My companions, who arrived at Baker Street that morning in a nondescript cab, were Sergeant Wiley and Constable Parks of the Plain Clothes Division. In their grey flannel suits and bowler hats, their neatly-cut hair and clipped whiskers, they might excite the suspicion of the criminal world by their uniform ordinariness. However, that was no business of mine. The cabby who, for all I knew, might be another plain-clothes officer, drove us briskly down the length of Baker Street and then eastwards towards Holborn and the poorer districts of the city.

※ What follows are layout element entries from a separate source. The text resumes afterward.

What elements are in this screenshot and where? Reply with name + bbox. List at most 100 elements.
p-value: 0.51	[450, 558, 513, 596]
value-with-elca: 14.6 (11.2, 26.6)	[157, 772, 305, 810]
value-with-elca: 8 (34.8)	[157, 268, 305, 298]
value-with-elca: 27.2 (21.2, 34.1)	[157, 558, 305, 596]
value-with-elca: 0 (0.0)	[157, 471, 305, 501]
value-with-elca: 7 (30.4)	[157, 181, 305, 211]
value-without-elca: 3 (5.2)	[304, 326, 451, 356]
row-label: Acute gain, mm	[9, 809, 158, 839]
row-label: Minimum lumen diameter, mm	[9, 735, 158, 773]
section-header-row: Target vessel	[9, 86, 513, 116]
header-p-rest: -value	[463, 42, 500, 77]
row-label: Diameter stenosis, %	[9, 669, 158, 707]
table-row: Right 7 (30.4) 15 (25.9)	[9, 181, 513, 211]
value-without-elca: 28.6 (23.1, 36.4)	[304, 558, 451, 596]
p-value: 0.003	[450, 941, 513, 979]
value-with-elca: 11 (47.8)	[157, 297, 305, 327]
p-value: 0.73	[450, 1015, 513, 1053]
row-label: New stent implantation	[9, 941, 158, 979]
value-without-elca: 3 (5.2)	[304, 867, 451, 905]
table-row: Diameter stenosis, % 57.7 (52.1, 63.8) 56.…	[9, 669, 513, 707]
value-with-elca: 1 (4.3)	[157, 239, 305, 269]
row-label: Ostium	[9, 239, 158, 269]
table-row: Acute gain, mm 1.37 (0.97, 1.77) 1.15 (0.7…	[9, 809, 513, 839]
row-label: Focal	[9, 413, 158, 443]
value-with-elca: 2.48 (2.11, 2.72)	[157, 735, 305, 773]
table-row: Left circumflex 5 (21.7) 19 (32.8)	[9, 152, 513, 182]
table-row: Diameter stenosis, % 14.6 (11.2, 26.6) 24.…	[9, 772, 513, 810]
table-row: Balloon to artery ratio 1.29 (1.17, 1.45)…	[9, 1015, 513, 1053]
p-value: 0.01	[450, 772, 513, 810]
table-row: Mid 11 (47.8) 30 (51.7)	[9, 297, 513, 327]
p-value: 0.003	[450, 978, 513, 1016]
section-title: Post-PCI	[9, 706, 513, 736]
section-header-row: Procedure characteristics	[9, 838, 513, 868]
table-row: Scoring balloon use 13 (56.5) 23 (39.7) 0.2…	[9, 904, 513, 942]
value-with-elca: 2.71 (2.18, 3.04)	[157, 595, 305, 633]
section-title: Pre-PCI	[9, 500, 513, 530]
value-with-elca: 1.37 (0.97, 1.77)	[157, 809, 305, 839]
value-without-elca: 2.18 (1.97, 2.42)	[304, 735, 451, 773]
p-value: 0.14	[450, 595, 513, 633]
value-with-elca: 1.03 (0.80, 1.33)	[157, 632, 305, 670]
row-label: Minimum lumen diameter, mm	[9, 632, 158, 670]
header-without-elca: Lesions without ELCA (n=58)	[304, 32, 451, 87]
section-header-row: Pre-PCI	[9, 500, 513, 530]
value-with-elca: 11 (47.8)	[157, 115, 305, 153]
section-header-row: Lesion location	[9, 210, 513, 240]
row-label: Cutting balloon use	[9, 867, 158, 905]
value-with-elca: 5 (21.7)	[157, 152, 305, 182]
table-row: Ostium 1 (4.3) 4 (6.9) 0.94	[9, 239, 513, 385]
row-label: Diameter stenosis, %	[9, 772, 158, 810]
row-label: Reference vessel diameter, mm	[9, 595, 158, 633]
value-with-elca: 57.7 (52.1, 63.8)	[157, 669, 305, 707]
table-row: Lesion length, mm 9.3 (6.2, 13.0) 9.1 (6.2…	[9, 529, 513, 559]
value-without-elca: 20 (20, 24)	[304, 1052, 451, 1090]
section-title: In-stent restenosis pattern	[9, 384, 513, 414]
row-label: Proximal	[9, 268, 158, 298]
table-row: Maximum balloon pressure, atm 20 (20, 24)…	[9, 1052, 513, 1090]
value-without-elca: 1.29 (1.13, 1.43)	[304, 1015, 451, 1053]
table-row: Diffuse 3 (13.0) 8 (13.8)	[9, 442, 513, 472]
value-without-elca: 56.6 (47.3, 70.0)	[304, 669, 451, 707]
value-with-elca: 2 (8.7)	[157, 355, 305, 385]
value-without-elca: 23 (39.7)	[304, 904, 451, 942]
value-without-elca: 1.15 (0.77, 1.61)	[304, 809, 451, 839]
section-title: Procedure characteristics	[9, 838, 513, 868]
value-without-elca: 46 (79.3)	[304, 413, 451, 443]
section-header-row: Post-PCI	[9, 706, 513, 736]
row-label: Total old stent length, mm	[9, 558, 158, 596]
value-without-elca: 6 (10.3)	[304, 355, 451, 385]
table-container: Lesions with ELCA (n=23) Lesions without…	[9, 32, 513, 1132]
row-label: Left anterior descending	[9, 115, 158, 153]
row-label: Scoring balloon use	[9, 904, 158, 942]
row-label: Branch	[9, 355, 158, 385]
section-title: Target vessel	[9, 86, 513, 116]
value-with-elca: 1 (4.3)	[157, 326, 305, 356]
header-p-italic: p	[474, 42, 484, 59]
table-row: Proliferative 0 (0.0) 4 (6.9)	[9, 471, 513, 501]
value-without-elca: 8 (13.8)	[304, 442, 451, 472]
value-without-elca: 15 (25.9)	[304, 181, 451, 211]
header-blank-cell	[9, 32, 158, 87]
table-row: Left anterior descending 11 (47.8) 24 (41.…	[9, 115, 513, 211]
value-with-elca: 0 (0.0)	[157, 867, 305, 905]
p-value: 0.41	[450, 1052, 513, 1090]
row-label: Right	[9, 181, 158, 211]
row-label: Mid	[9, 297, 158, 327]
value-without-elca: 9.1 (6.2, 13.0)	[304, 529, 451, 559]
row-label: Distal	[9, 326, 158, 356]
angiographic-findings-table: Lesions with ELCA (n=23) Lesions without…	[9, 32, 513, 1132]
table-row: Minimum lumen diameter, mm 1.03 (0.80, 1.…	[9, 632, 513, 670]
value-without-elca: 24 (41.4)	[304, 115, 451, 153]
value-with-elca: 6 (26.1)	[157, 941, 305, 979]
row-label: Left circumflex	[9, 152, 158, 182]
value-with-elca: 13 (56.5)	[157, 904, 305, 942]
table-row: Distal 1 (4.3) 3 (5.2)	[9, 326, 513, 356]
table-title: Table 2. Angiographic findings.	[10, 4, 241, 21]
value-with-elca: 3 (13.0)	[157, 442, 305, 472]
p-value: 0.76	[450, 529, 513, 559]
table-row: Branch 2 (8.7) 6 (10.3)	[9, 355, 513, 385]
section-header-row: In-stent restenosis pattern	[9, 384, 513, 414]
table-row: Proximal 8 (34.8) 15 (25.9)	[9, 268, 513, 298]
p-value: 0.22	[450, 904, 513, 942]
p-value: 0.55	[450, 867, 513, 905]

Except for the dreadful incident in Exchange Buildings, I knew absolutely nothing about the geography of Anarchism in London ’s East End. My companions were better informed. I had only to keep my eyes “skinned” as we passed down street after street, repeatedly, throughout the day. It was impossible to let me out of the vehicle, for fear that I should be recognised by someone who had seen me on the night of the shootings. Dark though it was, I had spoken to a considerable number of people in the dreadful aftermath, as I did my best for the injured and the dying.